Flaw in Secure Hashing Algorithm, or SHA-1, could allow for the creation of forged documents and programs, researchers say.

Robert Lemos Staff Writer, CNET News.com
Robert Lemos
covers viruses, worms and other security threats.
Robert Lemos
3 min read
An encryption standard widely used in digitally signing documents and programs has a flaw in it that could allow for the creation of forgeries, sources said Wednesday.

In a three-page research note seen by CNET News.com, three Chinese scientists--Xiaoyun Wang and Hongbo Yu of Shandong University and Yiqun Lisa Yin, a visiting researcher at Princeton University--stated they have found a way to significantly reduce the time required to break an algorithm, known as the Secure Hashing Algorithm, or SHA-1, that is widely used for digitally fingerprinting data files.

Other cryptographers who have seen the document said that the results seemed to be genuine.
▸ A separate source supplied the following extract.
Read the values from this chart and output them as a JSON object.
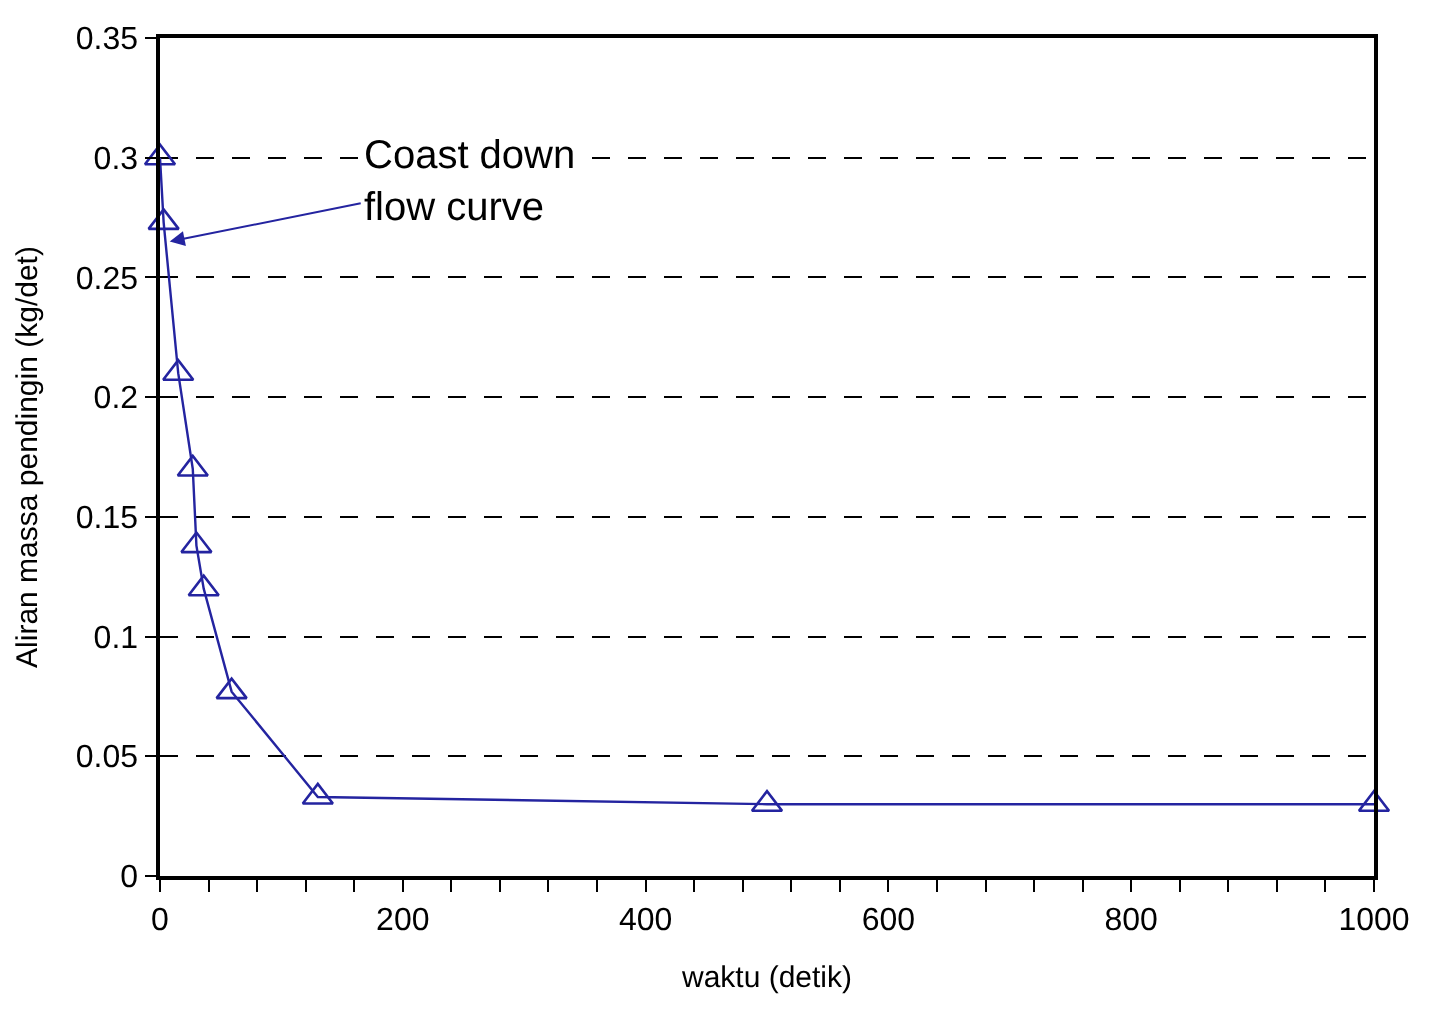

"At this point I can't tell if the attack is real, but the paper looks good and this is a reputable research team," Bruce Schneier, a cryptographer and chief technology officer for Counterpane Internet Security, said on his Web site.

An attacker could use the flaw to create two documents or programs that have the same digital fingerprint, also known as a hash; one file could be a legitimate version of the data, while the other could be a forgery. For example, code signing--where a program is posted online along with its SHA-1 fingerprint as a way to guarantee its integrity--would essentially be rendered meaningless by this attack.
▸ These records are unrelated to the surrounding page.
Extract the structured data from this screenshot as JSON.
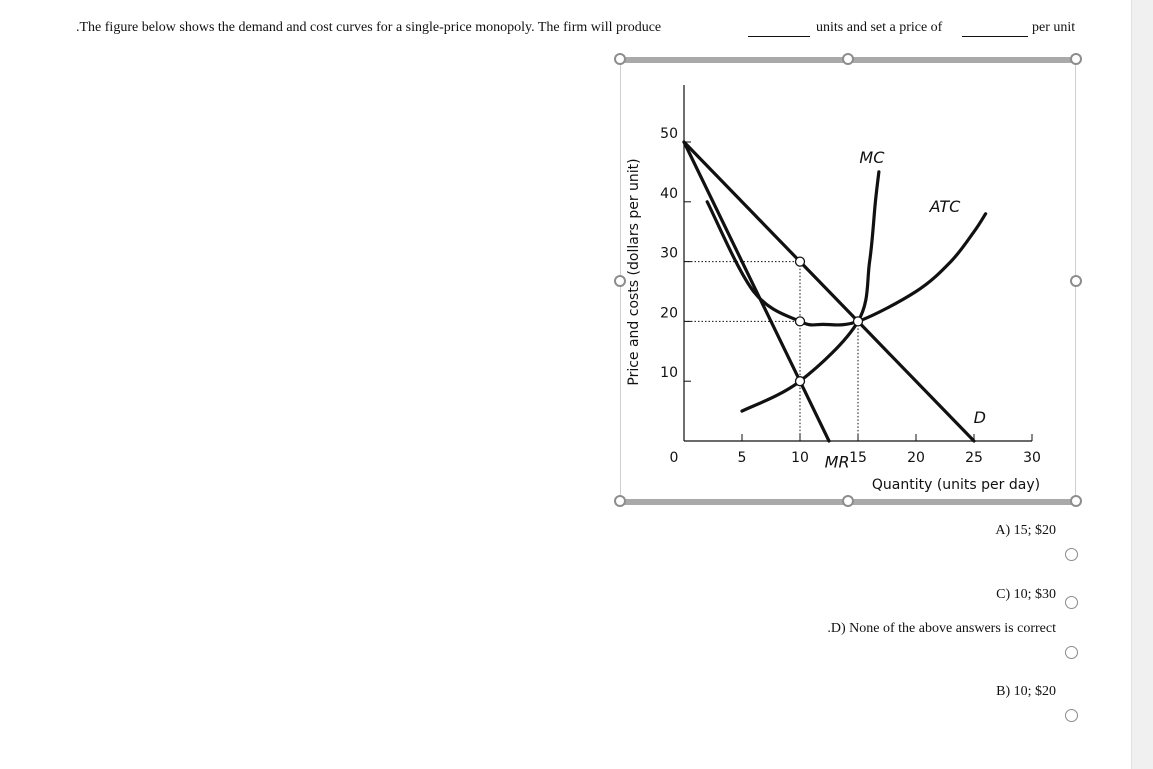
{
  "question": {
    "part1": ".The figure below shows the demand and cost curves for a single-price monopoly. The firm will produce",
    "part2": "units and set a price of",
    "part3": "per unit"
  },
  "answers": [
    {
      "label": "A) 15; $20",
      "selected": false
    },
    {
      "label": "C) 10; $30",
      "selected": false
    },
    {
      "label": ".D) None of the above answers is correct",
      "selected": false
    },
    {
      "label": "B) 10; $20",
      "selected": false
    }
  ],
  "chart_data": {
    "type": "line",
    "title": "",
    "xlabel": "Quantity (units per day)",
    "ylabel": "Price and costs (dollars per unit)",
    "xlim": [
      0,
      30
    ],
    "ylim": [
      0,
      50
    ],
    "x_ticks": [
      "0",
      "5",
      "10",
      "15",
      "20",
      "25",
      "30"
    ],
    "y_ticks": [
      "10",
      "20",
      "30",
      "40",
      "50"
    ],
    "series": [
      {
        "name": "D",
        "points": [
          [
            0,
            50
          ],
          [
            10,
            30
          ],
          [
            15,
            20
          ],
          [
            25,
            0
          ]
        ]
      },
      {
        "name": "MR",
        "points": [
          [
            0,
            50
          ],
          [
            10,
            10
          ],
          [
            12.5,
            0
          ]
        ]
      },
      {
        "name": "MC",
        "points": [
          [
            5,
            5
          ],
          [
            10,
            10
          ],
          [
            15,
            20
          ],
          [
            16,
            30
          ],
          [
            16.5,
            40
          ],
          [
            16.8,
            45
          ]
        ]
      },
      {
        "name": "ATC",
        "points": [
          [
            2,
            40
          ],
          [
            6,
            25
          ],
          [
            10,
            20
          ],
          [
            12,
            19.5
          ],
          [
            15,
            20
          ],
          [
            20,
            25
          ],
          [
            23,
            30
          ],
          [
            25,
            35
          ],
          [
            26,
            38
          ]
        ]
      }
    ],
    "annotations": [
      {
        "point": [
          10,
          30
        ]
      },
      {
        "point": [
          10,
          20
        ]
      },
      {
        "point": [
          15,
          20
        ]
      },
      {
        "point": [
          10,
          10
        ]
      }
    ],
    "guides": [
      {
        "from": [
          0,
          30
        ],
        "to": [
          10,
          30
        ]
      },
      {
        "from": [
          0,
          20
        ],
        "to": [
          10,
          20
        ]
      },
      {
        "from": [
          10,
          30
        ],
        "to": [
          10,
          0
        ]
      },
      {
        "from": [
          15,
          20
        ],
        "to": [
          15,
          0
        ]
      }
    ]
  }
}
This causes problems for digital signatures because signing documents is a two-step process. First, a digital fingerprint, or condensed version of the document, is created. Then public-key encryption is used to sign that hash. If two different documents create the same hash, then the process breaks because no one can prove which document was signed.
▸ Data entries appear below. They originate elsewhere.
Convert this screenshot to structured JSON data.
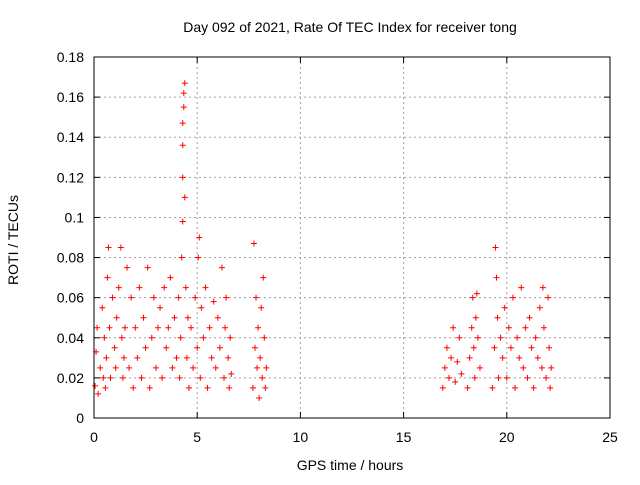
{
  "chart_data": {
    "type": "scatter",
    "title": "Day 092 of 2021, Rate Of TEC Index for receiver tong",
    "xlabel": "GPS time / hours",
    "ylabel": "ROTI / TECUs",
    "xlim": [
      0,
      25
    ],
    "ylim": [
      0,
      0.18
    ],
    "xticks": [
      0,
      5,
      10,
      15,
      20,
      25
    ],
    "yticks": [
      0,
      0.02,
      0.04,
      0.06,
      0.08,
      0.1,
      0.12,
      0.14,
      0.16,
      0.18
    ],
    "xtick_labels": [
      "0",
      "5",
      "10",
      "15",
      "20",
      "25"
    ],
    "ytick_labels": [
      "0",
      "0.02",
      "0.04",
      "0.06",
      "0.08",
      "0.1",
      "0.12",
      "0.14",
      "0.16",
      "0.18"
    ],
    "grid": true,
    "legend": "none",
    "marker": "+",
    "series_color": "#ff0000",
    "series": [
      {
        "points": [
          [
            0.05,
            0.016
          ],
          [
            0.1,
            0.033
          ],
          [
            0.15,
            0.045
          ],
          [
            0.2,
            0.012
          ],
          [
            0.3,
            0.025
          ],
          [
            0.4,
            0.055
          ],
          [
            0.45,
            0.02
          ],
          [
            0.5,
            0.04
          ],
          [
            0.55,
            0.015
          ],
          [
            0.6,
            0.03
          ],
          [
            0.65,
            0.07
          ],
          [
            0.7,
            0.085
          ],
          [
            0.75,
            0.045
          ],
          [
            0.8,
            0.02
          ],
          [
            0.9,
            0.06
          ],
          [
            1.0,
            0.035
          ],
          [
            1.05,
            0.025
          ],
          [
            1.1,
            0.05
          ],
          [
            1.2,
            0.065
          ],
          [
            1.3,
            0.085
          ],
          [
            1.35,
            0.04
          ],
          [
            1.4,
            0.02
          ],
          [
            1.45,
            0.03
          ],
          [
            1.5,
            0.045
          ],
          [
            1.6,
            0.075
          ],
          [
            1.7,
            0.025
          ],
          [
            1.8,
            0.06
          ],
          [
            1.9,
            0.015
          ],
          [
            2.0,
            0.045
          ],
          [
            2.1,
            0.03
          ],
          [
            2.2,
            0.065
          ],
          [
            2.3,
            0.02
          ],
          [
            2.4,
            0.05
          ],
          [
            2.5,
            0.035
          ],
          [
            2.6,
            0.075
          ],
          [
            2.7,
            0.015
          ],
          [
            2.8,
            0.04
          ],
          [
            2.9,
            0.06
          ],
          [
            3.0,
            0.025
          ],
          [
            3.1,
            0.045
          ],
          [
            3.2,
            0.055
          ],
          [
            3.3,
            0.02
          ],
          [
            3.4,
            0.065
          ],
          [
            3.5,
            0.035
          ],
          [
            3.6,
            0.045
          ],
          [
            3.7,
            0.07
          ],
          [
            3.8,
            0.025
          ],
          [
            3.9,
            0.05
          ],
          [
            4.0,
            0.03
          ],
          [
            4.1,
            0.06
          ],
          [
            4.15,
            0.02
          ],
          [
            4.2,
            0.04
          ],
          [
            4.25,
            0.08
          ],
          [
            4.3,
            0.098
          ],
          [
            4.3,
            0.12
          ],
          [
            4.3,
            0.136
          ],
          [
            4.3,
            0.147
          ],
          [
            4.35,
            0.155
          ],
          [
            4.35,
            0.162
          ],
          [
            4.4,
            0.167
          ],
          [
            4.4,
            0.11
          ],
          [
            4.45,
            0.065
          ],
          [
            4.5,
            0.03
          ],
          [
            4.55,
            0.05
          ],
          [
            4.6,
            0.015
          ],
          [
            4.7,
            0.045
          ],
          [
            4.8,
            0.025
          ],
          [
            4.9,
            0.06
          ],
          [
            5.0,
            0.035
          ],
          [
            5.05,
            0.08
          ],
          [
            5.1,
            0.09
          ],
          [
            5.15,
            0.02
          ],
          [
            5.2,
            0.055
          ],
          [
            5.3,
            0.04
          ],
          [
            5.4,
            0.065
          ],
          [
            5.5,
            0.015
          ],
          [
            5.6,
            0.045
          ],
          [
            5.7,
            0.03
          ],
          [
            5.8,
            0.058
          ],
          [
            5.9,
            0.025
          ],
          [
            6.0,
            0.05
          ],
          [
            6.1,
            0.035
          ],
          [
            6.2,
            0.075
          ],
          [
            6.3,
            0.02
          ],
          [
            6.35,
            0.045
          ],
          [
            6.4,
            0.06
          ],
          [
            6.5,
            0.03
          ],
          [
            6.55,
            0.015
          ],
          [
            6.6,
            0.04
          ],
          [
            6.65,
            0.022
          ],
          [
            7.7,
            0.015
          ],
          [
            7.75,
            0.087
          ],
          [
            7.8,
            0.035
          ],
          [
            7.85,
            0.06
          ],
          [
            7.9,
            0.025
          ],
          [
            7.95,
            0.045
          ],
          [
            8.0,
            0.01
          ],
          [
            8.05,
            0.03
          ],
          [
            8.1,
            0.055
          ],
          [
            8.15,
            0.02
          ],
          [
            8.2,
            0.07
          ],
          [
            8.25,
            0.04
          ],
          [
            8.3,
            0.015
          ],
          [
            8.35,
            0.025
          ],
          [
            16.9,
            0.015
          ],
          [
            17.0,
            0.025
          ],
          [
            17.1,
            0.035
          ],
          [
            17.2,
            0.02
          ],
          [
            17.3,
            0.03
          ],
          [
            17.4,
            0.045
          ],
          [
            17.5,
            0.018
          ],
          [
            17.6,
            0.028
          ],
          [
            17.7,
            0.04
          ],
          [
            17.8,
            0.022
          ],
          [
            18.1,
            0.015
          ],
          [
            18.2,
            0.03
          ],
          [
            18.3,
            0.045
          ],
          [
            18.35,
            0.06
          ],
          [
            18.4,
            0.035
          ],
          [
            18.45,
            0.02
          ],
          [
            18.5,
            0.05
          ],
          [
            18.55,
            0.062
          ],
          [
            18.6,
            0.04
          ],
          [
            18.7,
            0.025
          ],
          [
            19.3,
            0.015
          ],
          [
            19.4,
            0.035
          ],
          [
            19.45,
            0.085
          ],
          [
            19.5,
            0.07
          ],
          [
            19.55,
            0.05
          ],
          [
            19.6,
            0.02
          ],
          [
            19.7,
            0.04
          ],
          [
            19.8,
            0.03
          ],
          [
            19.9,
            0.055
          ],
          [
            20.0,
            0.02
          ],
          [
            20.1,
            0.045
          ],
          [
            20.2,
            0.035
          ],
          [
            20.3,
            0.06
          ],
          [
            20.4,
            0.015
          ],
          [
            20.5,
            0.04
          ],
          [
            20.6,
            0.03
          ],
          [
            20.7,
            0.065
          ],
          [
            20.8,
            0.025
          ],
          [
            20.9,
            0.045
          ],
          [
            21.0,
            0.02
          ],
          [
            21.1,
            0.05
          ],
          [
            21.2,
            0.035
          ],
          [
            21.3,
            0.015
          ],
          [
            21.4,
            0.04
          ],
          [
            21.5,
            0.03
          ],
          [
            21.6,
            0.055
          ],
          [
            21.7,
            0.025
          ],
          [
            21.75,
            0.065
          ],
          [
            21.8,
            0.045
          ],
          [
            21.9,
            0.02
          ],
          [
            22.0,
            0.06
          ],
          [
            22.05,
            0.035
          ],
          [
            22.1,
            0.015
          ],
          [
            22.15,
            0.025
          ]
        ]
      }
    ]
  }
}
The latest attack made use of a cryptoanalysis attack against a similar, but more easily breakable, algorithm known as SHA-0.

While the problems--if confirmed--could lead to SHA-1 being phased out by the government, the effects of the break may not be dire, said Paul Kocher, a cryptographer and president of Cryptography Research.

"This is feasible if you have thousands of computers at your disposal," he said, at his company's booth in the exhibition hall of the RSA security conference in San Francisco. Moreover, the attack is a problem only if an untrustworthy source is generating the data that is being signed. That person could have generated two copies of the data: one public version that will be signed, and a forgery, or malicious version, that will be kept secret.

The break of the full SHA-1 algorithm reduces the complexity of producing a "collision"--or matching hash value--by a factor of about 2,000. If a cluster of computers could handle 1 million hash values every second, it would still take about 19 million years to find two different documents whose digital fingerprints match.

That means the situation is serious but not desperate, Counterpane's Schneier said, adding that companies have about a year before attacks become feasible enough to cause concern.

"The industry will produce better solutions really quick," he said, warning the industry and government not to tarry long. "Remember the motto of the (National Security Agency): Attacks only get better; they never get worse."